Rahman ve Rahim ile alakalı üç numaradaki üstadın izahı kifayet edecek inşallah. ب ile alakalı olduğu için şunu söyleyeyim; İşaratü'l İcaz'da da gördük, ب nın müteallakatının mukaddem ve muahhar olması meselesi.. Burada ب nın müteallakatı masdar olan "تأليف telifi" olur. "Benim te'lifim, neyledir? Bismillahirrahmanirrahim iledir. Peki, bunu nasıl yapacağız? "te'lifi Bismillahirrahmanirrahim" mi diyeceğiz yoksa "Bismillahirrahmanirrahim te'lifi" mi diyeceğiz?

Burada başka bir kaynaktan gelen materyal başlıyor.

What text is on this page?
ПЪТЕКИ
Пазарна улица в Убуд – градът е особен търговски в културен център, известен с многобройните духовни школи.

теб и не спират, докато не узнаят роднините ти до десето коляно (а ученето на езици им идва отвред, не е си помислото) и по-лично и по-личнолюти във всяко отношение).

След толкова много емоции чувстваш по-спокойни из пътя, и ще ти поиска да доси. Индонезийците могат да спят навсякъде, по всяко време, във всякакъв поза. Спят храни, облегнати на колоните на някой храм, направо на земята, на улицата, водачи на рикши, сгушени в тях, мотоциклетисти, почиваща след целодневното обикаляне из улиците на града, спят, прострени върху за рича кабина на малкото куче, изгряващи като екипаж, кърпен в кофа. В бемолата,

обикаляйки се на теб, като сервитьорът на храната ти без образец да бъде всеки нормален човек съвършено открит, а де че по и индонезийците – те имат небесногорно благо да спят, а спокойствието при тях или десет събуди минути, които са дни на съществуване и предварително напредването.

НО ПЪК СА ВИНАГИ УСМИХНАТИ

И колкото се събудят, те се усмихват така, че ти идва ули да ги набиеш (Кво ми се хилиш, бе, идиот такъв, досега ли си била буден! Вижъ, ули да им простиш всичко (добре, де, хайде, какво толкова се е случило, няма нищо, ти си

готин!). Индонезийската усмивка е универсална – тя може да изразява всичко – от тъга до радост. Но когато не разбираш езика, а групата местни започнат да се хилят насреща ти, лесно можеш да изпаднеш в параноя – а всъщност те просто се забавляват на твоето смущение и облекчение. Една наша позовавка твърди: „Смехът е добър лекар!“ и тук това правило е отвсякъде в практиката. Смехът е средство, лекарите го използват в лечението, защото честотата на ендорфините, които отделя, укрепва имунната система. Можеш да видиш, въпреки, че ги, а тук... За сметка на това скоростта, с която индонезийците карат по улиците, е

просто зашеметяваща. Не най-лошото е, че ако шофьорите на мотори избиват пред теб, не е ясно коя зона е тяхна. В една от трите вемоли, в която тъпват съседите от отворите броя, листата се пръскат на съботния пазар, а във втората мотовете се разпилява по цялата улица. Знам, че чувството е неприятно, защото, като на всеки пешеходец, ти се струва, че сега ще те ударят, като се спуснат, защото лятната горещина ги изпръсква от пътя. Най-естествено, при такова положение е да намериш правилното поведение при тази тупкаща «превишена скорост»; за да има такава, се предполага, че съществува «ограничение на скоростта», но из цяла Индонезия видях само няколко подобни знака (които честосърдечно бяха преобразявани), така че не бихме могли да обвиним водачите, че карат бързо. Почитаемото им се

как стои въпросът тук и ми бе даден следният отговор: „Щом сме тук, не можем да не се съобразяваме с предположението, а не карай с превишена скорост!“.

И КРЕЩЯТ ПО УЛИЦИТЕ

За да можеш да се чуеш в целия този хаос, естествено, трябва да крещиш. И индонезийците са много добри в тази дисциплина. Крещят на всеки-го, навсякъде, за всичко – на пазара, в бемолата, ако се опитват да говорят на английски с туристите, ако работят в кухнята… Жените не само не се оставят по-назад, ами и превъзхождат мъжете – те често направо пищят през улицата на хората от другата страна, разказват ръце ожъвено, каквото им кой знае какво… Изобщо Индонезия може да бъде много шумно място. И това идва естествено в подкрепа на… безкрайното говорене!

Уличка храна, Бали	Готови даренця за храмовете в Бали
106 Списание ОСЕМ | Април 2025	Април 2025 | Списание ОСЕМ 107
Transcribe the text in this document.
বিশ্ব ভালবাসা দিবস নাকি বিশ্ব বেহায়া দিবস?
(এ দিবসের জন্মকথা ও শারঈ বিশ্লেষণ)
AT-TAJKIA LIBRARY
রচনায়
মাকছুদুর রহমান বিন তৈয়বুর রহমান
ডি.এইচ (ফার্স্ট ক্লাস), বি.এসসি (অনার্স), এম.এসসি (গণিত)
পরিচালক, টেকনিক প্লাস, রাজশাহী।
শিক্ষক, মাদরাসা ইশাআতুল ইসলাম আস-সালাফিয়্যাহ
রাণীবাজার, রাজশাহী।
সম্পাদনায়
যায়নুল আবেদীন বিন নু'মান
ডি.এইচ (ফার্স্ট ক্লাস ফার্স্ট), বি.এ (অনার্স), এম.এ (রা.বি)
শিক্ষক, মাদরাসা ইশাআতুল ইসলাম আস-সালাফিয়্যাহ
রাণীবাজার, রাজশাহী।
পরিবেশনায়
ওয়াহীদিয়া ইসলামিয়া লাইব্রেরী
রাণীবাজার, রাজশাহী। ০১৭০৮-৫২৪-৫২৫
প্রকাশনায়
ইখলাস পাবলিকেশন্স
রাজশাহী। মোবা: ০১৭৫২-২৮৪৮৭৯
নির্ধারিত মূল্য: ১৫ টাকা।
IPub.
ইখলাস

Hatırlarsanız, Üstad İşaratü'l İ'caz'da ب nın müteallakatını esteinu yapmıştı. Yani istiane için olduğunu söylemişti. Burada da "لكل مقام مقال" "her makamın ayrı bir makalı vardır" (Haşiye) kaidesince, İşaratü'l İcaz'da üstadın Kûfe ulemasının takdir ettiği gibi fiil takdir ettiğini görüyoruz. Burada niçin peki isim takdir ediyor, masdar takdir ediyor? Mantık ilmi, Kelam'a da yakın ya, Kelam ilmi de Allahu Teala'nın zat ve sıfatlarıyla alakalı ya, dolayısıyla karşımıza Mutezile gibi bir mezheb çıkıyor ya.. O zaman burada Hazret-i Üstadın öyle bir kelime zikretmesi lazım ki, çok kısa bir şekilde, bir kelimeyle Mutezile'ye tokat atması lazım. Bunu yapıyor.
Şimdi İşaratü'l İcaz'da Hazret-i Üstad ب nın müteallakatının tehir edilmesi gerektiğini söylemişti, öyle hatırlıyorum. Onu telaffuz edenin niyetine göre müteallakat değiştiği gibi, mukaddem ve muahhar olması değişir. Çünkü bazı yerlerde ب nın müteallakatı ekser olarak mahzuf olduğu halde, bazı yerlerde zikredilmesi lazım. Mesela;
اقْرَأْ بِاسْمِ رَبِّكَ الَّذِي خَلَقَ Ayetinde(Alak: 96/1) اقْرَأْ müteallaktır ve zikredilmiştir.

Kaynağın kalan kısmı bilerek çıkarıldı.